新しい織機の改良、循環型の農地計画、そして……
“学舎制度”について、ぜひ学びたい」
その瞬間、ミリアの背筋に震えが走った。
(学舎制度……ソフィアたちが考えた未来が、世界を動かしてる)
「さらに――」
使節の代表は、一歩踏み出して言った。
「我らの国からも、女性たちを送りたい。
“学ぶ場”を求める者が後を絶たぬのです」
街の風が止まった。
それは、公爵領が本当に“新しい世界の中心”へ変わりつつある証だった。
レオンは、重く深い沈黙の後、ゆっくりと口を開いた。
「……我が領は、すべての女性に門戸を開くつもりだ。
望むなら学べばいい。働けばいい。
それを拒む理由はない」
使節団の代表は感嘆の息を漏らす。
「……この世界で、その言葉を口にできるのは……
そなたしかおりますまい」
その言葉は称賛であり、同時に畏敬だった。
カトリーナがわずかに眉をひそめた。
(他国がここまで……。
王都とは、もう比べることすらできない)
マリアは数秒考え込み、静かに頷いた。
「レオン。
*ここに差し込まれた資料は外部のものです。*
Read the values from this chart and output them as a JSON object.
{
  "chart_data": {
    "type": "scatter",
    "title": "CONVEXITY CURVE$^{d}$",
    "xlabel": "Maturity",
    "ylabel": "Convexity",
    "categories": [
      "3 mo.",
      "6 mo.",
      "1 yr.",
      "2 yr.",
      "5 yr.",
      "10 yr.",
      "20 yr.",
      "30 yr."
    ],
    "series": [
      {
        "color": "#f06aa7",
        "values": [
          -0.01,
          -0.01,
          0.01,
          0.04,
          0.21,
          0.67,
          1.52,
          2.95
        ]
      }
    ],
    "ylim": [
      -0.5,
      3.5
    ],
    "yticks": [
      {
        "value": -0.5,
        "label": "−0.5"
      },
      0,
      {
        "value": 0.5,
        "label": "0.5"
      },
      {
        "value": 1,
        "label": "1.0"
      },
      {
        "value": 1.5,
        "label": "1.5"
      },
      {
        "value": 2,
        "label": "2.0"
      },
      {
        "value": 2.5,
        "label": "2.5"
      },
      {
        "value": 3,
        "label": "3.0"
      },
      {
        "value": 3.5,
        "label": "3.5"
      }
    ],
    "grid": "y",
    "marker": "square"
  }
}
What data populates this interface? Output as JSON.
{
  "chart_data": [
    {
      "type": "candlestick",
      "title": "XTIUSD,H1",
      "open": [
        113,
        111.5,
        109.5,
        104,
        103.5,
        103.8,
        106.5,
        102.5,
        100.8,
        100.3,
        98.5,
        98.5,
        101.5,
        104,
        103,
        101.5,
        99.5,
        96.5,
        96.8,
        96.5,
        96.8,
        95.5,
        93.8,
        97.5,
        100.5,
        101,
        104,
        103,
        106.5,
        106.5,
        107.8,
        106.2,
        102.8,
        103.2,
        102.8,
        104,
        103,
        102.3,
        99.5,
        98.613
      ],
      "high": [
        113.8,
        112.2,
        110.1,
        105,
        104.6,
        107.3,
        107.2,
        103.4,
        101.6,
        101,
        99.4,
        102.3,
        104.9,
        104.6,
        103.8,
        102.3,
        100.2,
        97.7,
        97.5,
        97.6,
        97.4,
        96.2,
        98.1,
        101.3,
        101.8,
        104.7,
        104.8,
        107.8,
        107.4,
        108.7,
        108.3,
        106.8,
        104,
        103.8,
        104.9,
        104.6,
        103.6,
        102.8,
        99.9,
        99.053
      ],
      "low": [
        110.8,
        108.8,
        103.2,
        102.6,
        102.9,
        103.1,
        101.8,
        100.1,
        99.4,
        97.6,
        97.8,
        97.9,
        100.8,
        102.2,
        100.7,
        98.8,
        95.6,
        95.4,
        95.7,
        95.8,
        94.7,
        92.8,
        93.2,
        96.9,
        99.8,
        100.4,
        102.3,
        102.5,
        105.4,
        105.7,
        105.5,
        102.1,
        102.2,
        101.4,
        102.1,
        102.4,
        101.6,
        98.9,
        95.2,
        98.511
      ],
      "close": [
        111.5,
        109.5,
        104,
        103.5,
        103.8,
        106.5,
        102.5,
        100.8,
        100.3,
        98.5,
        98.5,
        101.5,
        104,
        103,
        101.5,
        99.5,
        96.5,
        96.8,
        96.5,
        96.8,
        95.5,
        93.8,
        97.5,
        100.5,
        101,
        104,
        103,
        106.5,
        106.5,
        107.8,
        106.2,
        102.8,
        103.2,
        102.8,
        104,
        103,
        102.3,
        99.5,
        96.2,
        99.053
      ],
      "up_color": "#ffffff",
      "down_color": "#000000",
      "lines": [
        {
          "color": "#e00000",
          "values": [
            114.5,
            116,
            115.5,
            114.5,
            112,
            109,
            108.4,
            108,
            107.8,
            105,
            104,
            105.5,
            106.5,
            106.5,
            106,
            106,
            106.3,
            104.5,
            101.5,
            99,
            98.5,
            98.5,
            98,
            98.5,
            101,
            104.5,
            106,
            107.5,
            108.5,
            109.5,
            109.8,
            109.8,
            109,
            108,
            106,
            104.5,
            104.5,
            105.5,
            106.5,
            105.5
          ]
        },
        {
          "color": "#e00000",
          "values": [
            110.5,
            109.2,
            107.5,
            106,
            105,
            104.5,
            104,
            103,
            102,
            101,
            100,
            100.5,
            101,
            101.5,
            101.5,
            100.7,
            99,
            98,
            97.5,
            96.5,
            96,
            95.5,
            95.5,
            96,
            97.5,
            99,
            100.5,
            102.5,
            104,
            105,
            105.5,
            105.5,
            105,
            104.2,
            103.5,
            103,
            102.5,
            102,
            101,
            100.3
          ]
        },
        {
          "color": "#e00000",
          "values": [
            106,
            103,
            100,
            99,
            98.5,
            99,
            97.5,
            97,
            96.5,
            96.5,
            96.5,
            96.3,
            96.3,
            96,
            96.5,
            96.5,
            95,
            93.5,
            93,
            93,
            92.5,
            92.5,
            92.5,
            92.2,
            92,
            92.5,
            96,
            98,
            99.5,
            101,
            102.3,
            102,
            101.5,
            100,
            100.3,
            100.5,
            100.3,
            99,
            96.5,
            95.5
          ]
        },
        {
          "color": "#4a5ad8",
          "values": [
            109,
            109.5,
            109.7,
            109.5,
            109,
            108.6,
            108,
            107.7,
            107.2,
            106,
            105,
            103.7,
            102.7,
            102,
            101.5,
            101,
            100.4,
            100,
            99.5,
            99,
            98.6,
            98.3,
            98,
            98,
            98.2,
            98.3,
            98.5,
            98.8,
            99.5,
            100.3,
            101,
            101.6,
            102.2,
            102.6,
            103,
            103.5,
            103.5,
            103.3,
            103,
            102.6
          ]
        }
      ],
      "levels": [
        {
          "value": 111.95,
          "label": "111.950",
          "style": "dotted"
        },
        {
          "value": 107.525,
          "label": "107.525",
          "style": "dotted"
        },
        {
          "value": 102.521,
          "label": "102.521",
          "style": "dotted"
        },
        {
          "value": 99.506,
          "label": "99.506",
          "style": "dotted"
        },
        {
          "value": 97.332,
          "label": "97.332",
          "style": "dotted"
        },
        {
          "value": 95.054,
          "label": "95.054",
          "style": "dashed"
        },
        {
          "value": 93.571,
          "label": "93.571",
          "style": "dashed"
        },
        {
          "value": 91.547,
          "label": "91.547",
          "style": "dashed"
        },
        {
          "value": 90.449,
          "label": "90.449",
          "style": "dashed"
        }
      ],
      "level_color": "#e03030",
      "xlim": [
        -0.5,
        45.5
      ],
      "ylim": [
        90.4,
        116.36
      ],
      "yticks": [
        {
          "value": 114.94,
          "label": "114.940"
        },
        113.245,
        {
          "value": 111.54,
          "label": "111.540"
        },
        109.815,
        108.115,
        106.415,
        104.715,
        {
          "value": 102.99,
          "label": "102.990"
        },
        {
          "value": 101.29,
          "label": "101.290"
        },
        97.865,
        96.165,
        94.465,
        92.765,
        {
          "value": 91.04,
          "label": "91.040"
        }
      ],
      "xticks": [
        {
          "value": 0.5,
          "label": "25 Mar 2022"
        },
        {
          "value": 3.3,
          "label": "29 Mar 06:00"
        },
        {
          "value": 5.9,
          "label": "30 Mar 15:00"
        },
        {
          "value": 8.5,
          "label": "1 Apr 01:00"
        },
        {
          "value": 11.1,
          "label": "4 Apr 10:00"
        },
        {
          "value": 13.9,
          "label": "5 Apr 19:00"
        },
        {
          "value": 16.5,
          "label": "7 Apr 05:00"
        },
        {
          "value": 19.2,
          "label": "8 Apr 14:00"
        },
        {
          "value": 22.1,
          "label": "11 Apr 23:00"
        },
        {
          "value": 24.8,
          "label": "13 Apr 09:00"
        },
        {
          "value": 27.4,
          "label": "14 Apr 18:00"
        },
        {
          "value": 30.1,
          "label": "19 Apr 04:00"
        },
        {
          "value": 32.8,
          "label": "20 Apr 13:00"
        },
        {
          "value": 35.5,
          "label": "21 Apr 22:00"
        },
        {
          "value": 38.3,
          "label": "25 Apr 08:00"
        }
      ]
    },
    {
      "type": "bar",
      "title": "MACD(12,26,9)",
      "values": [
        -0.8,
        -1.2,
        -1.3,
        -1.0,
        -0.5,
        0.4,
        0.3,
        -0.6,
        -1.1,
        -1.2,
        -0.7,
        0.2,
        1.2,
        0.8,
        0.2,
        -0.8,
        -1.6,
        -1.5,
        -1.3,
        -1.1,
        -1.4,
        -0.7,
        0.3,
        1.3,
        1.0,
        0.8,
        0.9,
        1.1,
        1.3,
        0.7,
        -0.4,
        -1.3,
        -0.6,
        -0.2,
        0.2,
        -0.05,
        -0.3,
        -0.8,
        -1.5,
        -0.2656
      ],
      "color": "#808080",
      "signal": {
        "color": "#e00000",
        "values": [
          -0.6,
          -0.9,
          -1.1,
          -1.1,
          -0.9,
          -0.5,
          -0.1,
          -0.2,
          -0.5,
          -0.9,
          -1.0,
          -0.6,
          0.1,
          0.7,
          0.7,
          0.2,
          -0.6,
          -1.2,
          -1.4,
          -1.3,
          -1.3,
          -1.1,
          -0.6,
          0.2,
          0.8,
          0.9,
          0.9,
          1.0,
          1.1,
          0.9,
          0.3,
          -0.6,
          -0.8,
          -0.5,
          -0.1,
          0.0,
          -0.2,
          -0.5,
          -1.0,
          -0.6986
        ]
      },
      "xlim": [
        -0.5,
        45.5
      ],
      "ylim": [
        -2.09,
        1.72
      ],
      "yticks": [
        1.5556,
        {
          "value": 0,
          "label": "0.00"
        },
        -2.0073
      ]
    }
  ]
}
外交に関する契約書はわたしが用意するわ。
財政と経済のバランスも取れる」
リリアナは大きな流れを見据えるように言った。
「王国も……いずれ動くでしょうね。
公爵領が他国から正式に認められれば、王家は必ず焦る」
ソフィアは手を握りしめて跳ねるように言った。
「きっと世界は変わるよ!
レオン様が作ったこの価値観は……もっと広がっていく!」
そしてミリアは――
その四人を見つめながら、胸の奥からあふれる確信を覚えた。
(この領は……もう、国だ)
レオンの価値観を軸に、
四人の婚約者の能力が支え、
人々の希望が集まり、
そして他国が敬意を示す。
これは、もう国家ではないと言い張る方が無理がある。
使節団はレオンに深く頭を下げた。
「アルディス公爵。
どうか……我々と手を結んでくだされ」
レオンは静かに頷いた。
「よかろう。
世界のために、門を開こう」
その瞬間、風が街を駆け抜けた。
それは――
世界が公爵領を“新しい秩序の中心”として認めた瞬間だった。